Divorce can be a complex and emotionally challenging process, and one of the key aspects that often comes into play is the division of assets. For many people, retirement accounts and investments are key components of their asset profile.
Protecting your investments is likely a high priority as you head into the divorce process. The question that might remain is whether these retirement accounts and similar long-term investments are marital property subject to division during your divorce.
Understanding marital property
Marital property typically includes assets acquired during the course of the marriage. This may encompass real estate, bank accounts and other valuable assets. However, the classification of retirement accounts and investments as marital property hinges on various factors. Namely, it depends on whether you acquired them before or after marriage.
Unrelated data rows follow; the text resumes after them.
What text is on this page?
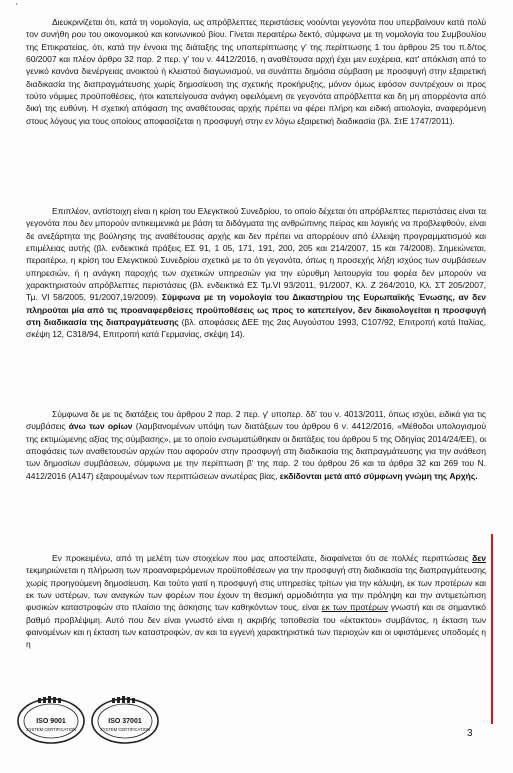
′

Διευκρινίζεται ότι, κατά τη νομολογία, ως απρόβλεπτες περιστάσεις νοούνται γεγονότα που υπερβαίνουν κατά πολύ τον συνήθη ρου του οικονομικού και κοινωνικού βίου. Γίνεται περαιτέρω δεκτό, σύμφωνα με τη νομολογία του Συμβουλίου της Επικρατείας, ότι, κατά την έννοια της διάταξης της υποπερίπτωσης γ' της περίπτωσης 1 του άρθρου 25 του π.δ/τος 60/2007 και πλέον άρθρο 32 παρ. 2 περ. γ' του ν. 4412/2016, η αναθέτουσα αρχή έχει μεν ευχέρεια, κατ' απόκλιση από το γενικό κανόνα διενέργειας ανοικτού ή κλειστού διαγωνισμού, να συνάπτει δημόσια σύμβαση με προσφυγή στην εξαιρετική διαδικασία της διαπραγμάτευσης χωρίς δημοσίευση της σχετικής προκήρυξης, μόνον όμως εφόσον συντρέχουν οι προς τούτο νόμιμες προϋποθέσεις, ήτοι κατεπείγουσα ανάγκη οφειλόμενη σε γεγονότα απρόβλεπτα και δη μη απορρέοντα από δική της ευθύνη. Η σχετική απόφαση της αναθέτουσας αρχής πρέπει να φέρει πλήρη και ειδική αιτιολογία, αναφερόμενη στους λόγους για τους οποίους αποφασίζεται η προσφυγή στην εν λόγω εξαιρετική διαδικασία (βλ. ΣτΕ 1747/2011).

Επιπλέον, αντίστοιχη είναι η κρίση του Ελεγκτικού Συνεδρίου, το οποίο δέχεται ότι απρόβλεπτες περιστάσεις είναι τα γεγονότα που δεν μπορούν αντικειμενικά με βάση τα διδάγματα της ανθρώπινης πείρας και λογικής να προβλεφθούν, είναι δε ανεξάρτητα της βούλησης της αναθέτουσας αρχής και δεν πρέπει να απορρέουν από έλλειψη προγραμματισμού και επιμέλειας αυτής (βλ. ενδεικτικά πράξεις ΕΣ 91, 1 05, 171, 191, 200, 205 και 214/2007, 15 και 74/2008). Σημειώνεται, περαιτέρω, η κρίση του Ελεγκτικού Συνεδρίου σχετικά με το ότι γεγονότα, όπως η προσεχής λήξη ισχύος των συμβάσεων υπηρεσιών, ή η ανάγκη παροχής των σχετικών υπηρεσιών για την εύρυθμη λειτουργία του φορέα δεν μπορούν να χαρακτηριστούν απρόβλεπτες περιστάσεις (βλ. ενδεικτικά ΕΣ Τμ.VI 93/2011, 91/2007, Κλ. Ζ 264/2010, Κλ. ΣΤ 205/2007, Τμ. VI 58/2005, 91/2007,19/2009). Σύμφωνα με τη νομολογία του Δικαστηρίου της Ευρωπαϊκής Ένωσης, αν δεν πληρούται μία από τις προαναφερθείσες προϋποθέσεις ως προς το κατεπείγον, δεν δικαιολογείται η προσφυγή στη διαδικασία της διαπραγμάτευσης (βλ. αποφάσεις ΔΕΕ της 2ας Αυγούστου 1993, C107/92, Επιτροπή κατά Ιταλίας, σκέψη 12, C318/94, Επιτροπή κατά Γερμανίας, σκέψη 14).

Σύμφωνα δε με τις διατάξεις του άρθρου 2 παρ. 2 περ. γ' υποπερ. δδ' του ν. 4013/2011, όπως ισχύει, ειδικά για τις συμβάσεις άνω των ορίων (λαμβανομένων υπόψη των διατάξεων του άρθρου 6 ν. 4412/2016, «Μέθοδοι υπολογισμού της εκτιμώμενης αξίας της σύμβασης», με το οποίο ενσωματώθηκαν οι διατάξεις του άρθρου 5 της Οδηγίας 2014/24/ΕΕ), οι αποφάσεις των αναθετουσών αρχών που αφορούν στην προσφυγή στη διαδικασία της διαπραγμάτευσης για την ανάθεση των δημοσίων συμβάσεων, σύμφωνα με την περίπτωση β' της παρ. 2 του άρθρου 26 και τα άρθρα 32 και 269 του Ν. 4412/2016 (Α147) εξαιρουμένων των περιπτώσεων ανωτέρας βίας, εκδίδονται μετά από σύμφωνη γνώμη της Αρχής.

Εν προκειμένω, από τη μελέτη των στοιχείων που μας αποστείλατε, διαφαίνεται ότι σε πολλές περιπτώσεις δεν τεκμηριώνεται η πλήρωση των προαναφερόμενων προϋποθέσεων για την προσφυγή στη διαδικασία της διαπραγμάτευσης χωρίς προηγούμενη δημοσίευση. Και τούτο γιατί η προσφυγή στις υπηρεσίες τρίτων για την κάλυψη, εκ των προτέρων και εκ των υστέρων, των αναγκών των φορέων που έχουν τη θεσμική αρμοδιότητα για την πρόληψη και την αντιμετώπιση φυσικών καταστροφών στο πλαίσιο της άσκησης των καθηκόντων τους, είναι εκ των προτέρων γνωστή και σε σημαντικό βαθμό προβλέψιμη. Αυτό που δεν είναι γνωστό είναι η ακριβής τοποθεσία του «έκτακτου» συμβάντος, η έκταση των φαινομένων και η έκταση των καταστροφών, αν και τα εγγενή χαρακτηριστικά των περιοχών και οι υφιστάμενες υποδομές η η

ISO 9001
SYSTEM CERTIFICATION
ISO 37001
SYSTEM CERTIFICATION	3
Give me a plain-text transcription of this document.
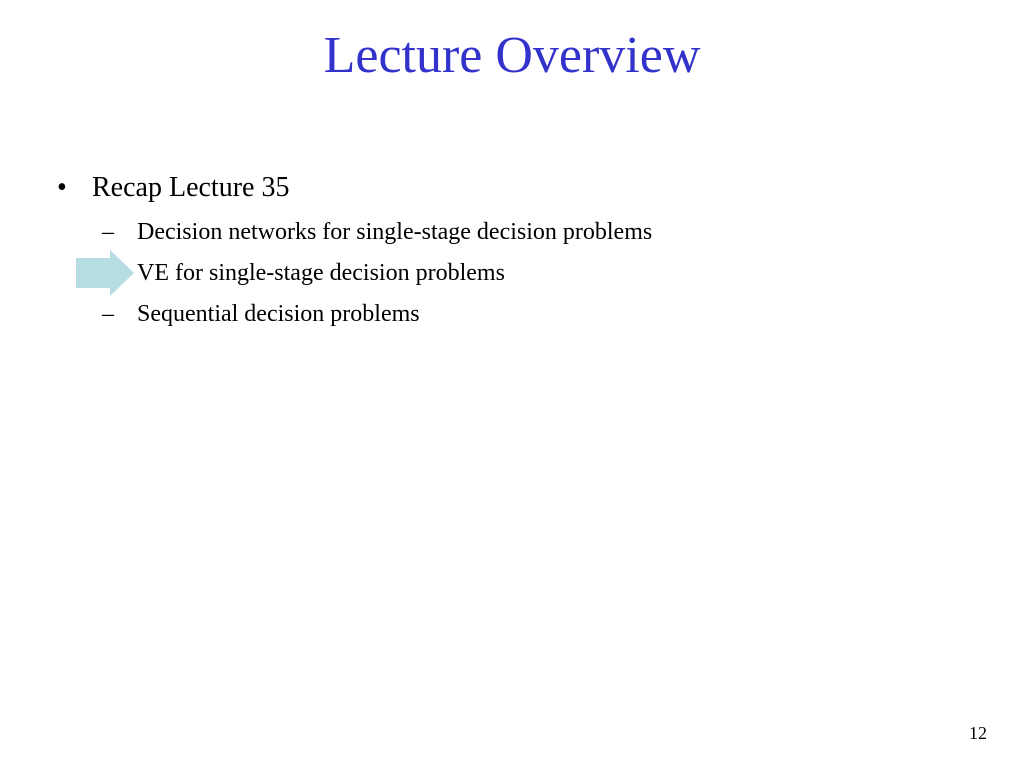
Lecture Overview
• Recap Lecture 35
– Decision networks for single-stage decision problems
VE for single-stage decision problems
– Sequential decision problems
12
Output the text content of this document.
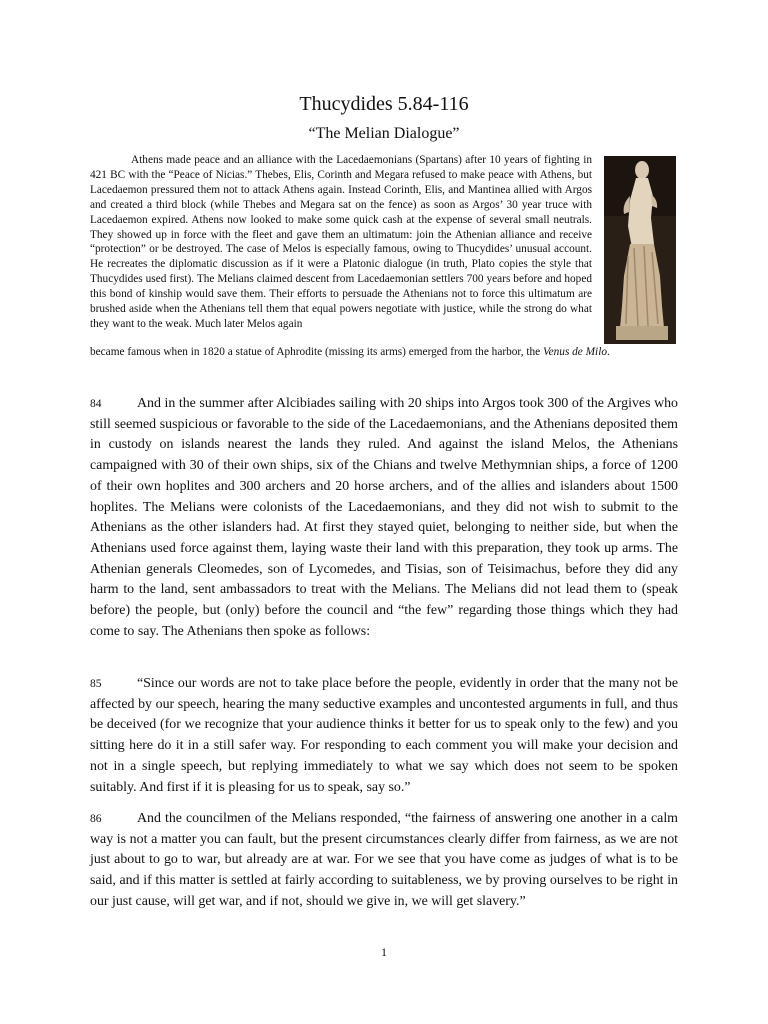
Thucydides 5.84-116
“The Melian Dialogue”

Athens made peace and an alliance with the Lacedaemonians (Spartans) after 10 years of fighting in 421 BC with the “Peace of Nicias.” Thebes, Elis, Corinth and Megara refused to make peace with Athens, but Lacedaemon pressured them not to attack Athens again. Instead Corinth, Elis, and Mantinea allied with Argos and created a third block (while Thebes and Megara sat on the fence) as soon as Argos’ 30 year truce with Lacedaemon expired. Athens now looked to make some quick cash at the expense of several small neutrals. They showed up in force with the fleet and gave them an ultimatum: join the Athenian alliance and receive “protection” or be destroyed. The case of Melos is especially famous, owing to Thucydides’ unusual account. He recreates the diplomatic discussion as if it were a Platonic dialogue (in truth, Plato copies the style that Thucydides used first). The Melians claimed descent from Lacedaemonian settlers 700 years before and hoped this bond of kinship would save them. Their efforts to persuade the Athenians not to force this ultimatum are brushed aside when the Athenians tell them that equal powers negotiate with justice, while the strong do what they want to the weak. Much later Melos again

became famous when in 1820 a statue of Aphrodite (missing its arms) emerged from the harbor, the Venus de Milo.

84	And in the summer after Alcibiades sailing with 20 ships into Argos took 300 of the Argives who still seemed suspicious or favorable to the side of the Lacedaemonians, and the Athenians deposited them in custody on islands nearest the lands they ruled. And against the island Melos, the Athenians campaigned with 30 of their own ships, six of the Chians and twelve Methymnian ships, a force of 1200 of their own hoplites and 300 archers and 20 horse archers, and of the allies and islanders about 1500 hoplites. The Melians were colonists of the Lacedaemonians, and they did not wish to submit to the Athenians as the other islanders had. At first they stayed quiet, belonging to neither side, but when the Athenians used force against them, laying waste their land with this preparation, they took up arms. The Athenian generals Cleomedes, son of Lycomedes, and Tisias, son of Teisimachus, before they did any harm to the land, sent ambassadors to treat with the Melians. The Melians did not lead them to (speak before) the people, but (only) before the council and “the few” regarding those things which they had come to say. The Athenians then spoke as follows:

85	“Since our words are not to take place before the people, evidently in order that the many not be affected by our speech, hearing the many seductive examples and uncontested arguments in full, and thus be deceived (for we recognize that your audience thinks it better for us to speak only to the few) and you sitting here do it in a still safer way. For responding to each comment you will make your decision and not in a single speech, but replying immediately to what we say which does not seem to be spoken suitably. And first if it is pleasing for us to speak, say so.”

86	And the councilmen of the Melians responded, “the fairness of answering one another in a calm way is not a matter you can fault, but the present circumstances clearly differ from fairness, as we are not just about to go to war, but already are at war. For we see that you have come as judges of what is to be said, and if this matter is settled at fairly according to suitableness, we by proving ourselves to be right in our just cause, will get war, and if not, should we give in, we will get slavery.”

1
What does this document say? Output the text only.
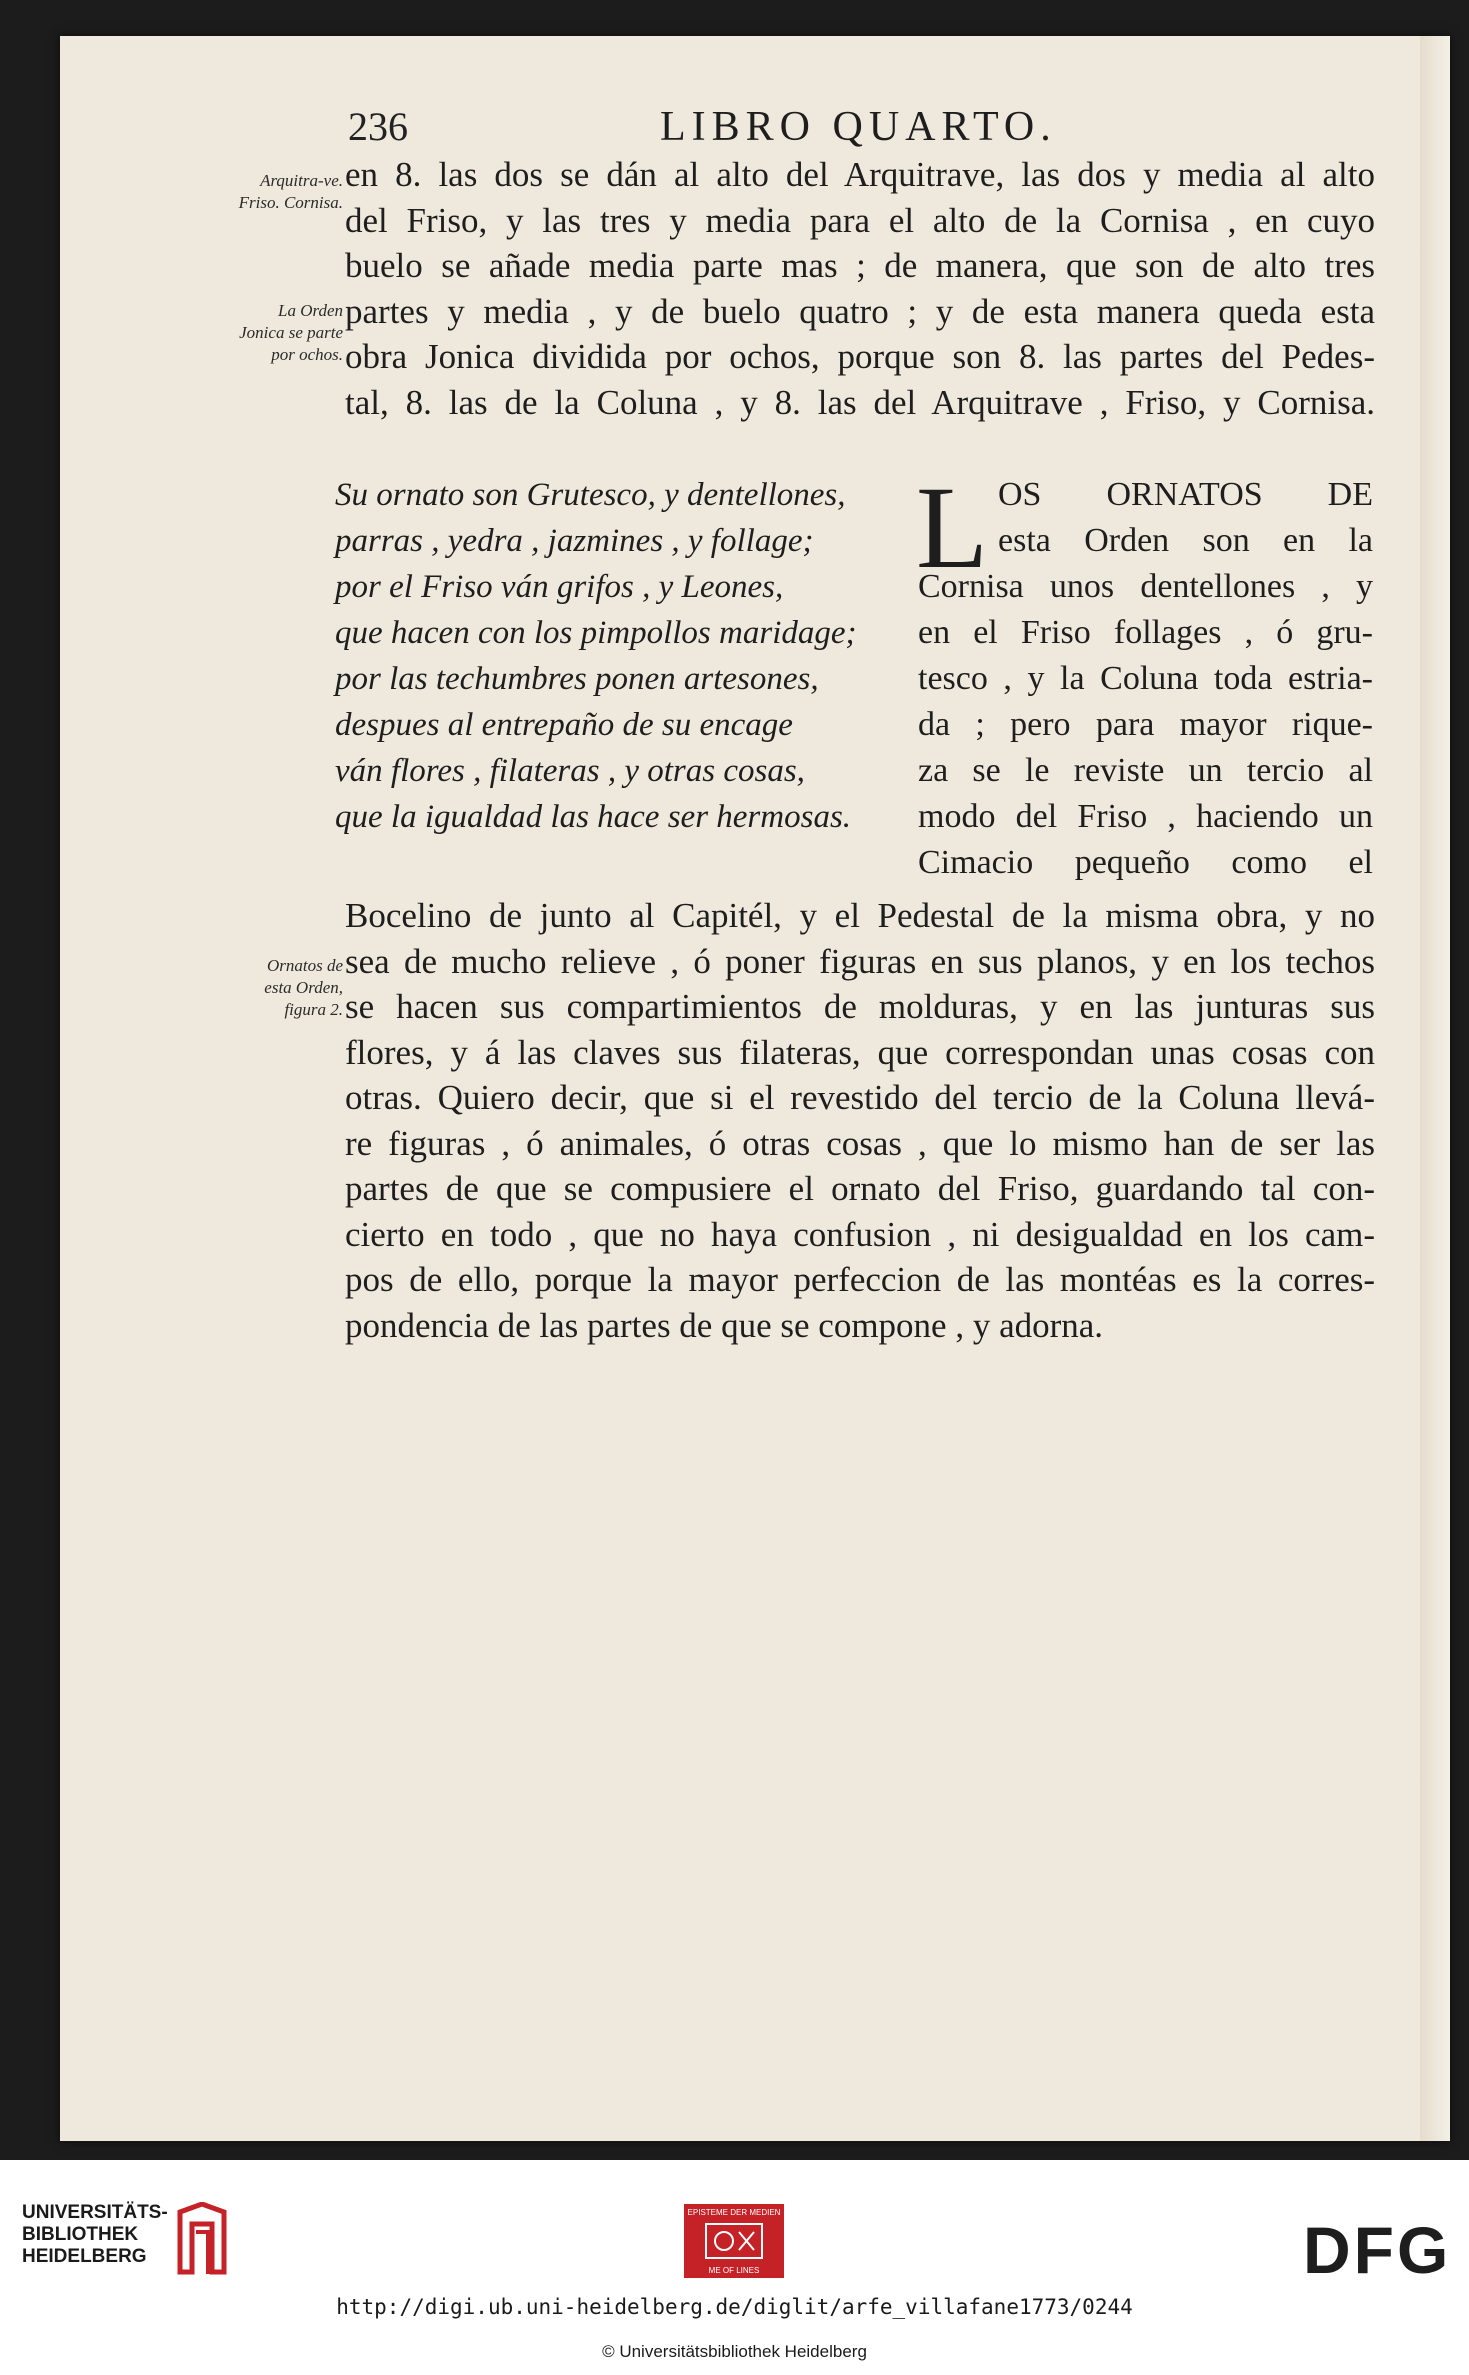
236	LIBRO QUARTO.
Arquitra-ve. Friso. Cornisa.
La Orden Jonica se parte por ochos.
Ornatos de esta Orden, figura 2.
en 8. las dos se dán al alto del Arquitrave, las dos y media al alto
del Friso, y las tres y media para el alto de la Cornisa , en cuyo
buelo se añade media parte mas ; de manera, que son de alto tres
partes y media , y de buelo quatro ; y de esta manera queda esta
obra Jonica dividida por ochos, porque son 8. las partes del Pedes-
tal, 8. las de la Coluna , y 8. las del Arquitrave , Friso, y Cornisa.
Su ornato son Grutesco, y dentellones,
parras , yedra , jazmines , y follage;
por el Friso ván grifos , y Leones,
que hacen con los pimpollos maridage;
por las techumbres ponen artesones,
despues al entrepaño de su encage
ván flores , filateras , y otras cosas,
que la igualdad las hace ser hermosas.
L OS ORNATOS DE
esta Orden son en la
Cornisa unos dentellones , y
en el Friso follages , ó gru-
tesco , y la Coluna toda estria-
da ; pero para mayor rique-
za se le reviste un tercio al
modo del Friso , haciendo un
Cimacio pequeño como el
Bocelino de junto al Capitél, y el Pedestal de la misma obra, y no
sea de mucho relieve , ó poner figuras en sus planos, y en los techos
se hacen sus compartimientos de molduras, y en las junturas sus
flores, y á las claves sus filateras, que correspondan unas cosas con
otras. Quiero decir, que si el revestido del tercio de la Coluna llevá-
re figuras , ó animales, ó otras cosas , que lo mismo han de ser las
partes de que se compusiere el ornato del Friso, guardando tal con-
cierto en todo , que no haya confusion , ni desigualdad en los cam-
pos de ello, porque la mayor perfeccion de las montéas es la corres-
pondencia de las partes de que se compone , y adorna.
UNIVERSITÄTS-
BIBLIOTHEK
HEIDELBERG
EPISTEME DER MEDIEN
ME OF LINES	DFG
http://digi.ub.uni-heidelberg.de/diglit/arfe_villafane1773/0244
© Universitätsbibliothek Heidelberg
Contributions and joint efforts
The nature of contributions to these accounts also plays a crucial role. If both spouses actively contributed to the growth of the retirement accounts or investments, it is fair to treat them as marital property. The court may consider the joint efforts and financial contributions made by both parties during the marriage.
Prenuptial agreements
In some cases, couples may have a prenuptial agreement in place that explicitly outlines how assets. If retirement accounts and investments are part of the agreement, the terms will dictate the division of these assets in the event of a divorce. Such agreements can significantly influence the outcome of asset division.
Studies suggest that divorced people are 23% more likely to have no retirement savings compared to married couples. A lack of financial preparation prior to divorce may contribute heavily to this statistic, so it is important to plan accordingly when a separation is on the table.